Dulu, saya belajar setir mobil sangat bersusah payah. Karena saya yang tadinya hanya bisa mengendarai sepeda, tiba-tiba loncat belajar mobil.
Selepas seminggu belajar menyetir dengan suami asisten rumah tanggaku yang berprofesi sebagai sopir angkot, saya mulai menjajal membawa mobil sendiri setiap hari. Ya... Setiap hari tanpa absen. Demi memperlancar menyetir mobil.
Tapi, setiap hendak berangkat membawa mobil, perut saya selalu mules duluan. Melilit-lilit sehingga keluar keringat dingin dan telapak tangan juga menjadi dingin.
Karena setiap akan berangkat terbayang jalan yang ramai, kemacetan-kemacetan, bertemu perlintasan kereta api, bunderan putar balik dan lain-lain. Terbayang di titik itu saya harus berhenti. Mobil-mobil berderet di belakang mobil saya. Ketika akan jalan, apabila injakan kopling dengan gas tidak serasi maka mesin akan mati. Dan terbayang mobil-mobil di belakang saya akan mengklakson dengan tidak sabar dan marah. Duh duuuhh.... Sungguh menciutkan hati. Tapi meskipun ciut, saya paksakan tetap jalan.
Pernah sekali waktu, rute yang hendak saya lewati adalah perlintasan rel kereta api yang menanjak agak tinggi. Seandainya saya berhenti paling depan ketika kereta lewat, alamaak...menserasikan kopling dan gas aja belum lancar, ditambah pula langsung menanjak yang agak tinggi. Bisa-bisa mesin mati dan klakson bertubi-tubi di belakang saya.
Saking stres membayangkannya, perut pun melilit dengan hebatnya. Rasa sakit perut ini, membuat saya benar-benar ke belakang dan mengeluarkan semua isi colon. Selesainya, badan saya terasa lemas sekali. Kaki gemetar. Keringat sudah bercucuran di kening dan leher. Rasanya ingin menyerah. Tidak jadi pergi dan segera goleran di kasur.
Tapi teringat kembali niat buat belajar menyetir. "Saya harus bisa untuk anak". Akhirnya saya tetap berangkat dengan lutut yang masih gemetar.
Ya... Anak-anaklah yang menjadi motivasi utama. Ketika itu anak-anak masih kecil-kecil. Dan saya diuji dengan anak yang gampang sakit dan sering di rawat di rumah sakit.

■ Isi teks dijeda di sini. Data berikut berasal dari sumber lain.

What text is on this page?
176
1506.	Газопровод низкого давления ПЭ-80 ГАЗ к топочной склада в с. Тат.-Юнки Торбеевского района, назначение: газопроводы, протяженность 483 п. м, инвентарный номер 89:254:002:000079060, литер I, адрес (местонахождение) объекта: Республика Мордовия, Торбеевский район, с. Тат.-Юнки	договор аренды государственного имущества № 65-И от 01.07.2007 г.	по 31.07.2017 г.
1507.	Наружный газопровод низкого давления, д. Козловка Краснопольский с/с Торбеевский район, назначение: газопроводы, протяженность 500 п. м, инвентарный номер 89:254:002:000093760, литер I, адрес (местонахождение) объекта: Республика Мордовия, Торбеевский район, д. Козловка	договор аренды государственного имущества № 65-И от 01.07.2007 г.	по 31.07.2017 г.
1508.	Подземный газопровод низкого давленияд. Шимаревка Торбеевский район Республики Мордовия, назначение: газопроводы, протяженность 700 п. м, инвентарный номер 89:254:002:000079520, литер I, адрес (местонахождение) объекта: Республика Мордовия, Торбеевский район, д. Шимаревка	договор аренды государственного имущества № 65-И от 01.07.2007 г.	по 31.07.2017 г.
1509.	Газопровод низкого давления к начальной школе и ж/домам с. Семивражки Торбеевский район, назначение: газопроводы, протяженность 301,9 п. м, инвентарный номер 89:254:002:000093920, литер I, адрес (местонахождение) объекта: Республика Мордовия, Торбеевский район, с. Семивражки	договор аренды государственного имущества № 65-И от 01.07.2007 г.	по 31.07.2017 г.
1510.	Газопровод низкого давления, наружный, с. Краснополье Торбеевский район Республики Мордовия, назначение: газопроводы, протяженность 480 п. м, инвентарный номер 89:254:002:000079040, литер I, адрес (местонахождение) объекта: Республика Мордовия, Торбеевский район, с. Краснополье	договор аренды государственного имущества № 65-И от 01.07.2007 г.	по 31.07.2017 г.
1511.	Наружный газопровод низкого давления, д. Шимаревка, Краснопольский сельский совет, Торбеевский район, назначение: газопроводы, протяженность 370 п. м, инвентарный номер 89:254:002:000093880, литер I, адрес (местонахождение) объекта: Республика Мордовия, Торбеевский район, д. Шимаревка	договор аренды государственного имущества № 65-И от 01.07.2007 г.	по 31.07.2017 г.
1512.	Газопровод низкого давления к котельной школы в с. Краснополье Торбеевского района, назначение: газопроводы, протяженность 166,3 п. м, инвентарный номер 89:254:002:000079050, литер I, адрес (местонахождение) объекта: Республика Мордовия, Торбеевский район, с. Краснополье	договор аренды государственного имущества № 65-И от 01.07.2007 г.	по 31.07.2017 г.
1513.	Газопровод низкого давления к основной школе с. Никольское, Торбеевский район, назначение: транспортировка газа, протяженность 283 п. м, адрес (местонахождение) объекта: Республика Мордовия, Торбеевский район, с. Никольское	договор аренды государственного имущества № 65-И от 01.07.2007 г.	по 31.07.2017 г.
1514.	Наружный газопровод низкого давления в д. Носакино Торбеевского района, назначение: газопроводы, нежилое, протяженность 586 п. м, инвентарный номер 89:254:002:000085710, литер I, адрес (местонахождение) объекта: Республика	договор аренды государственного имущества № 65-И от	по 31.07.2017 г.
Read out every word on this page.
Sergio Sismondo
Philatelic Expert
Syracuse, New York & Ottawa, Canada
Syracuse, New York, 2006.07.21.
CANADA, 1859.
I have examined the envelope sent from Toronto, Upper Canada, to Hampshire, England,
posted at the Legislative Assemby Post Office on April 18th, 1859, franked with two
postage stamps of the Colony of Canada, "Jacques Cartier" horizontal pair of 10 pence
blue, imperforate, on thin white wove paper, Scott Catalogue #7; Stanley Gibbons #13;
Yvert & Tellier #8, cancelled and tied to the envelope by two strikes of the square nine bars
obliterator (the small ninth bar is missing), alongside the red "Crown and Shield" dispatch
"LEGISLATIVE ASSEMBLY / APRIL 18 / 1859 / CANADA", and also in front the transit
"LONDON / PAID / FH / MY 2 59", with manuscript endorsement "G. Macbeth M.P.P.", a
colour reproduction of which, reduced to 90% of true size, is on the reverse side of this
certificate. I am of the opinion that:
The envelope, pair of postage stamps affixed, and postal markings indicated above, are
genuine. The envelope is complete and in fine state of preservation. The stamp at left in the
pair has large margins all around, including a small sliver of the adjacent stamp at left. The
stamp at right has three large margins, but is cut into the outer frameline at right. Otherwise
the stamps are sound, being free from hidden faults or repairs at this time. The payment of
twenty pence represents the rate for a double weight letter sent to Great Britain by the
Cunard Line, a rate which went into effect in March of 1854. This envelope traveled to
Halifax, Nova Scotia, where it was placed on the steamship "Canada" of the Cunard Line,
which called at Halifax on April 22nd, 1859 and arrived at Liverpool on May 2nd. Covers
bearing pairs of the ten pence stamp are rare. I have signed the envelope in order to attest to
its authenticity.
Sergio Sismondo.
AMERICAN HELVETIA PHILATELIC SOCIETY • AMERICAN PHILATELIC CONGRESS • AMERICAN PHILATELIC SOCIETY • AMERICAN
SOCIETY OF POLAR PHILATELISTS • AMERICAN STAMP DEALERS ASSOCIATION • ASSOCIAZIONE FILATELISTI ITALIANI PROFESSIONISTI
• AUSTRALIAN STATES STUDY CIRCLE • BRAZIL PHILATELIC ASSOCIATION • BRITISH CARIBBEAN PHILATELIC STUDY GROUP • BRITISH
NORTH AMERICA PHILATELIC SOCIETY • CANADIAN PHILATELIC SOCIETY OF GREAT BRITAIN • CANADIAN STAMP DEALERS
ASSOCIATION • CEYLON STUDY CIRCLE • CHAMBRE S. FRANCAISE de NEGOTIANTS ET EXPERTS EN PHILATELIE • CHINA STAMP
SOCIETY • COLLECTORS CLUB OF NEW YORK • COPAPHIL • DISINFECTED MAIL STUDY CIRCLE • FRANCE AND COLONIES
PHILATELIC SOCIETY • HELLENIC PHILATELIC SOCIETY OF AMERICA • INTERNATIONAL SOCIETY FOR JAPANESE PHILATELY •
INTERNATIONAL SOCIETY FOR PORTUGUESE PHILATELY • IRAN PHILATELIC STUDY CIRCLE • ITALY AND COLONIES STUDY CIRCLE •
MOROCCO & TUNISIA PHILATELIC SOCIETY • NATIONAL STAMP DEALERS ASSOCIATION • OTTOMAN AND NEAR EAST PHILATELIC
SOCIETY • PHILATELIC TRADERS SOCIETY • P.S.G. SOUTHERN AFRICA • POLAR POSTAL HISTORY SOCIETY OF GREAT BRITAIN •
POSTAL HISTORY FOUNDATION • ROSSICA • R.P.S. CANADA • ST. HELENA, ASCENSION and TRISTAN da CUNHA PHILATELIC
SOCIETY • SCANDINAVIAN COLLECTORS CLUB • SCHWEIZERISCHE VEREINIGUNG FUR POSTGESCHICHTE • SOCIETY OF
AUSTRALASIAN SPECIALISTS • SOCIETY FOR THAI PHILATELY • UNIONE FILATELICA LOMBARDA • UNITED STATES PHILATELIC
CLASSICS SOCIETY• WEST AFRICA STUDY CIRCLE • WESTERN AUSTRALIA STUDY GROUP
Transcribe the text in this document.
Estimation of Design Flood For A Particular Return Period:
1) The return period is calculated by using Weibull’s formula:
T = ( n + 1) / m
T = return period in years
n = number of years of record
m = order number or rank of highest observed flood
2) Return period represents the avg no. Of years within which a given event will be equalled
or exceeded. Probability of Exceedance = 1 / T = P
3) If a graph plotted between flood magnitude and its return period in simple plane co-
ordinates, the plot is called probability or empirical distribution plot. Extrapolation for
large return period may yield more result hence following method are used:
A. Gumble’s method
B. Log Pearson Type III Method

Saat itu kami tinggal di Bogor dan suami kerja di Jakarta. Tiap hari bolak balik Bogor-Jakarta. Sehingga ketika ada masalah dengan anak, sekarang telepon suami, maka sekitar 4-5 jam kemudian beliau baru sampai di rumah.
Sehingga kalau ada masalah, saya sering merepotkan tetangga untuk minta antar ke rumah sakit. Lama-lama malu juga. Akhirnya saya bertekad belajar setir.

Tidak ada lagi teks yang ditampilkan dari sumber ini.